Was this a real hardware issue? Please check http://support.microsoft.com/kb/303013

Every time I have had a hard drive fail (not that often), it has suddenly or quicklly died (completlly dead). If the drive doesn’t come up with any more bad sectors, can I really trust this drive anymore?
I wouldn’t trust this drive any more, maybe you can use it as secondary drive for unimportant data. Also check the drive’s temperature regularly, as high temperatures decrease lifetime drastically.

It has a 3 year warranty but I havent found my reciept yet (it might still be under warranty).
Some manufacturers accept warranty claims without the reciept. You might provide serial # and date of manufacturing. So it is worth checking Hitachi website.

Michael

The app has just re-allocated the bad sectors or in this case killed them off, personally I would not trust it, I would only use it a a spare or in a folder.

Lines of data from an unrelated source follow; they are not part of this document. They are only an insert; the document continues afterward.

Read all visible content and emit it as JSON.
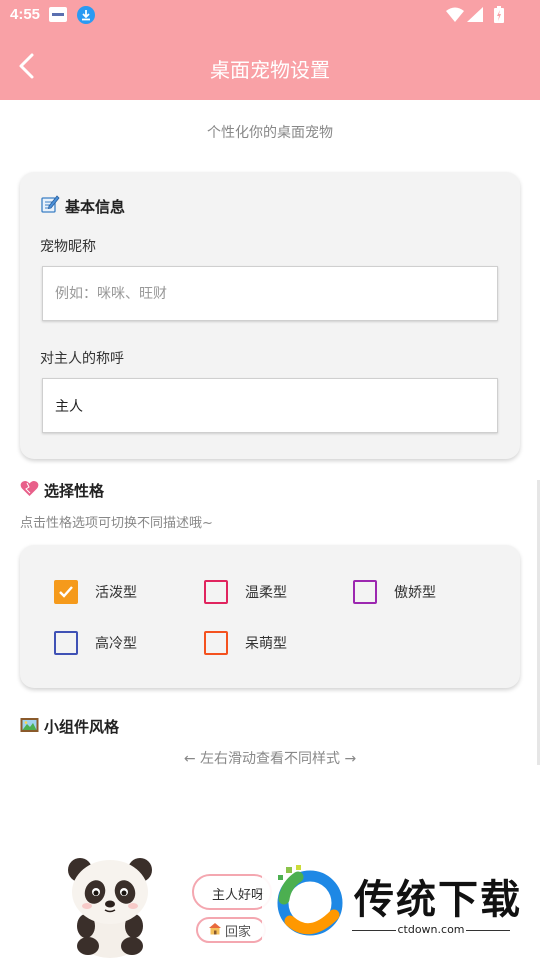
{
  "status_bar": {
    "time": "4:55"
  },
  "header": {
    "title": "桌面宠物设置",
    "background": "#f9a1a6"
  },
  "subtitle": "个性化你的桌面宠物",
  "basic_info": {
    "heading": "基本信息",
    "nickname_label": "宠物昵称",
    "nickname_placeholder": "例如：咪咪、旺财",
    "nickname_value": "",
    "owner_label": "对主人的称呼",
    "owner_value": "主人"
  },
  "personality": {
    "heading": "选择性格",
    "hint": "点击性格选项可切换不同描述哦~",
    "options": [
      {
        "label": "活泼型",
        "checked": true,
        "color": "#f59a1b"
      },
      {
        "label": "温柔型",
        "checked": false,
        "color": "#e0245e"
      },
      {
        "label": "傲娇型",
        "checked": false,
        "color": "#9c27b0"
      },
      {
        "label": "高冷型",
        "checked": false,
        "color": "#3f51b5"
      },
      {
        "label": "呆萌型",
        "checked": false,
        "color": "#f4511e"
      }
    ]
  },
  "widget_style": {
    "heading": "小组件风格",
    "swipe_hint": "← 左右滑动查看不同样式 →",
    "preview_bubble": "主人好呀",
    "home_button": "回家"
  },
  "watermark": {
    "brand": "传统下载",
    "domain": "ctdown.com"
  }
}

Have you tried a low level format, then another run with the hitachi tools?

I would personally cut my losses, I wouldn’t risk any important data on it. Maybe use it as a “workhorse” drive, with stuff that doesn’t matter should it become corrupted/lost.

At the end of the day it might be a worthy doorstop…

I had an 80 gig Seagate earlier this year, which I had to remap a few bad sectors on with Seagate’s util.

I didn’t keep the drive, but got a new one (also Seagate, running like clockwork), and gave it to my neighbour. As far as I know, the drive’s causing him no problems several months on.

My neighbour is using my old one as a slave to his “important” drive, so I’d agree with Chriso and keep it for non-important (or backed up elsewhere) data.

Failing that, you could always take a hammer to it, as my ex and his friend did with a messed up WD :bigsmile:

I’ve had one drive that developed bad sectors and that continued working flawlessly after those sectors were marked bad. This is the exception, however.

Usually a harddrive will develop more and more bad sectors and then die. This can happen slowly or really fast. The last harddrive I had that got bad sectors died within a couple of hours after the first bad sector was detected.

And S.M.A.R.T. never warned me before the day it happened. :rolleyes:

As others have said I would copy my data elsewhere and stop using this drive.

Hitachi? They took over the IBM Deathstar line, didn’t they?

My experience, with a friend’s notebook drive (Travelstar 80GN model)…
It bad sectored enough to cause a complete system failure - didn’t have any tools to recover the data, if anything was recoverable.

The utility was able to revector all the bad sectors, but it failed again within a couple of weeks. The middle of the drive, where the MFT would be placed, was aabout the worst, full of slows - didn’t survive another attempt.

One utility to look out for is MHDD32 - scanning with that can warn of sectors which are slow, generally meaning “success with retry” - if a drive shows a lot of those slows, then it is likely to get worse, though a successful revector might also appear as a “slow”.

It looks like the date of manufacture is within the three year warranty so maybe I got lucky on the timing if I cannot find my reciept. Still it was a little disapointing as I thought these were good drives. They have been kept nice and cool with an 80mm fan mounted in the front of the drive cage so heat wasn’t an issue. The thing that really sucks is that they were part of a raid pair (though not currnetly in a raid). If what I get as a warranty replacment doesn’t match up, I could be hosed there.

On the funny side of things, here’s a little suggestion:

On a serious note, they may be able to sort you out with a matching pair (if you’re fussy enough on the phone). I guess you can only try with this sort of thing, but you get nothing if you don’t ask.